Issues of Holocaust restitution and revisionism have repeatedly plagued Israeli-Polish ties. Poland has repeatedly worked to deny and minimize Polish involvement in the Holocaust, despite historical evidence to the contrary, sparking outcry from Israel.

The institute did not watch the film for two years after it was given a copy, the report said.
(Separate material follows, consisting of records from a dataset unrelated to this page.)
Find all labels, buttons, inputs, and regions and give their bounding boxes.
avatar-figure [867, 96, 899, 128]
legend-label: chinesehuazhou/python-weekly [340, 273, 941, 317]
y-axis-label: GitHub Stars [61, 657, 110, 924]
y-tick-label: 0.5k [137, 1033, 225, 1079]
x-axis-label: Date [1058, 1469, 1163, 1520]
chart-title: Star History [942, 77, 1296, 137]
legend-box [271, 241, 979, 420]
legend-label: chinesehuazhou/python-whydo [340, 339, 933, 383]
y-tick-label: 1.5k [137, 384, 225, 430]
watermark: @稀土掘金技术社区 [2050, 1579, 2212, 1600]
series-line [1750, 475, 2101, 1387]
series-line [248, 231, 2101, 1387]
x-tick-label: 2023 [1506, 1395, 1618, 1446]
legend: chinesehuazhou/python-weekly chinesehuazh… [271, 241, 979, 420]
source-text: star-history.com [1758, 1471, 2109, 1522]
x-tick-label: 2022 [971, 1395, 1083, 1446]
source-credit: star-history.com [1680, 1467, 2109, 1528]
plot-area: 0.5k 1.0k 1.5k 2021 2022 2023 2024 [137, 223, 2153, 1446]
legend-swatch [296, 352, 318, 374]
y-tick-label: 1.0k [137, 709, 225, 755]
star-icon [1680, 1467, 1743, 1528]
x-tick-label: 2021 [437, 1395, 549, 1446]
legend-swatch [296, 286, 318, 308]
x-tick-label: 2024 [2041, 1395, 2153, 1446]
Only after its official release and after it won several awards, did the institute watch it, and demand Heymann censor certain scenes in the film, or return the grant.

“The Poles won’t allow me to make a film with their money that brings out a painful, embarrassing, and traumatic truth for them,” Heymann told Channel 12.

The filmmaker initially agreed to make minor edits to the documentary, and flew to Poland for a screening with the film institute.

“After half an hour, the head of the Polish Film Institute got up [from his seat] angrily, started raging and getting angry, turned off the screening, and said, ‘Get out of here! I believe in freedom of speech but your film is hate speech,'” Heymann said.

Refusing their demands, Heymann must now return the sum, and has launched a crowdfunding campaign to raise the money. As of Monday, the campaign had reached NIS 161,600 ($47,000) of the NIS 188,000 goal. (Update: By Tuesday, the full sum had been raised.)

File: Israeli sculptor artist Dani Karavan poses for a picture in the Knesset on July 11, 2013. (Yonatan Sindel/Flash90)

Karavan, known for his monuments in Israel and around the world, died last year at age 90.

Perhaps his most notable work in Israel is the huge wall carving decorating the plenum of the Knesset, Israel’s parliament, named “Jerusalem, City of Peace.”

The wall depicts an abstract Jerusalem landscape, the surrounding hills, and the Judean Desert. The project was commissioned in 1966 and took eight months to complete.

His many works in Israel include the Habima Square in Tel Aviv, “Ohel” at Sheba Medical Center, “Kikar Levana” in Tel Aviv’s Edith Wolfson Park, the Monument to the Negev Brigade near Beersheba and the “Way of Peace” near Israel’s border with Egypt.